JPS61189237A - 1,1,1-trichloroethane composition - Google Patents

Abstract

PURPOSE:To stabilize the titled substance useful as a de-fatting detergents for various metallic parts, containing at least two stabilizers selected from an ether, an alcohol, a nitroalkane and an epoxide and a gallic ester. CONSTITUTION:The titled composition containing at least two stabilizers selected from the group consisting of an ether, an alcohol, a nitroalkane, and an epoxide and a gallic ester. The amounts of the stabilizers added are usually 0.1-9wt% ether such as dimethoxymethane, etc., 0.1-9wt% alcohol such as isobutyl alcohol, 0.01-3wt% nitroalkane such as nitromethane, etc. and 0.01-2wt% epoxide such as propylene oxide, etc. based on a 1,1,1-trichloroethane composition, the total amounts of the two stabilizers are 1-10wt%, and the mount of the gallic ester used is about 0.00005-0.05wt%.

Description

DETAILED DESCRIPTION OF THE INVENTION Field of the Invention The present invention relates to stabilized 1,1,1-trichloroethane compositions.

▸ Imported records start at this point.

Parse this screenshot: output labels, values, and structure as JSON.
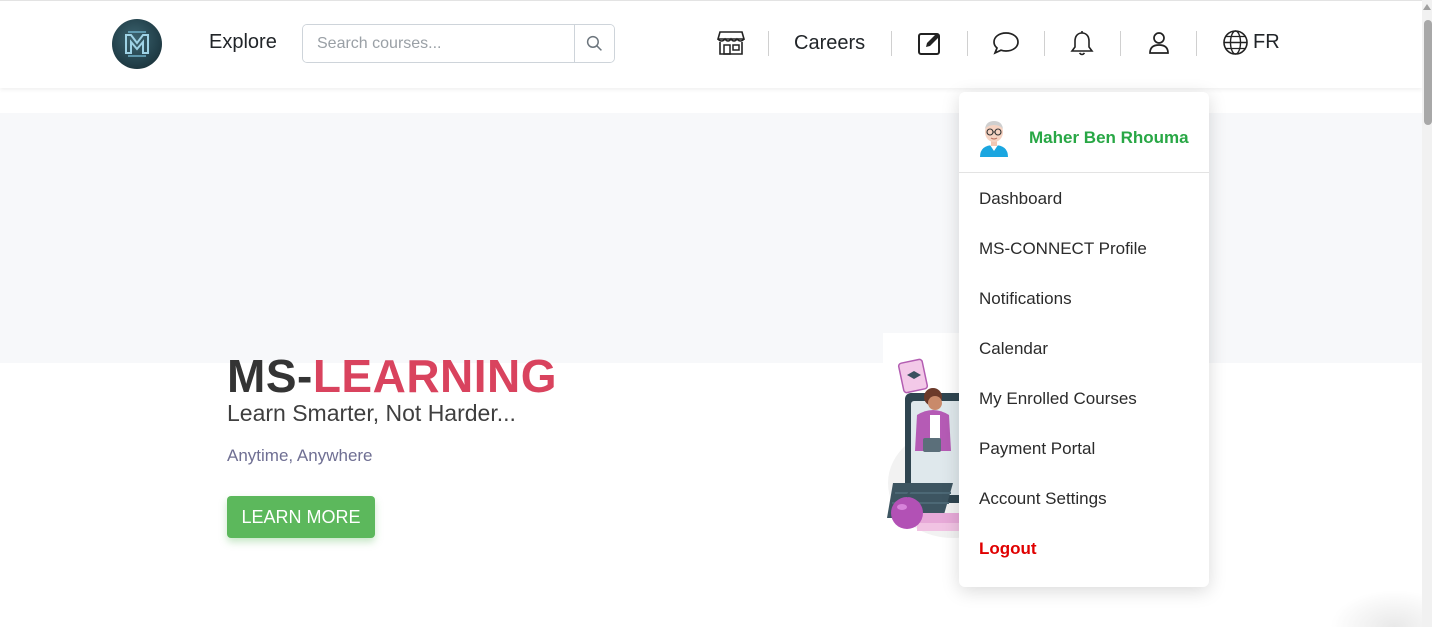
{
  "navbar": {
    "explore_label": "Explore",
    "search_placeholder": "Search courses...",
    "careers_label": "Careers",
    "language_label": "FR",
    "icons": [
      "store-icon",
      "edit-icon",
      "chat-icon",
      "bell-icon",
      "user-icon",
      "globe-icon",
      "search-icon"
    ]
  },
  "hero": {
    "title_prefix": "MS-",
    "title_highlight": "LEARNING",
    "subtitle": "Learn Smarter, Not Harder...",
    "tagline": "Anytime, Anywhere",
    "cta_label": "LEARN MORE"
  },
  "user_menu": {
    "user_name": "Maher Ben Rhouma",
    "items": [
      {
        "label": "Dashboard"
      },
      {
        "label": "MS-CONNECT Profile"
      },
      {
        "label": "Notifications"
      },
      {
        "label": "Calendar"
      },
      {
        "label": "My Enrolled Courses"
      },
      {
        "label": "Payment Portal"
      },
      {
        "label": "Account Settings"
      }
    ],
    "logout_label": "Logout"
  },
  "colors": {
    "accent_red": "#d9435e",
    "cta_green": "#5cb85c",
    "username_green": "#28a745",
    "logout_red": "#e00000"
  }
}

More specifically, at least two stabilizers selected from the group consisting of ethers, alcohols, nitroalkanes, and epoxides and gallic acid esters are added to 1,1,1-trichloroethane in combination. The present invention relates to a stabilized 1,1,1-trichloroethane composition having the following characteristics.

[Prior art]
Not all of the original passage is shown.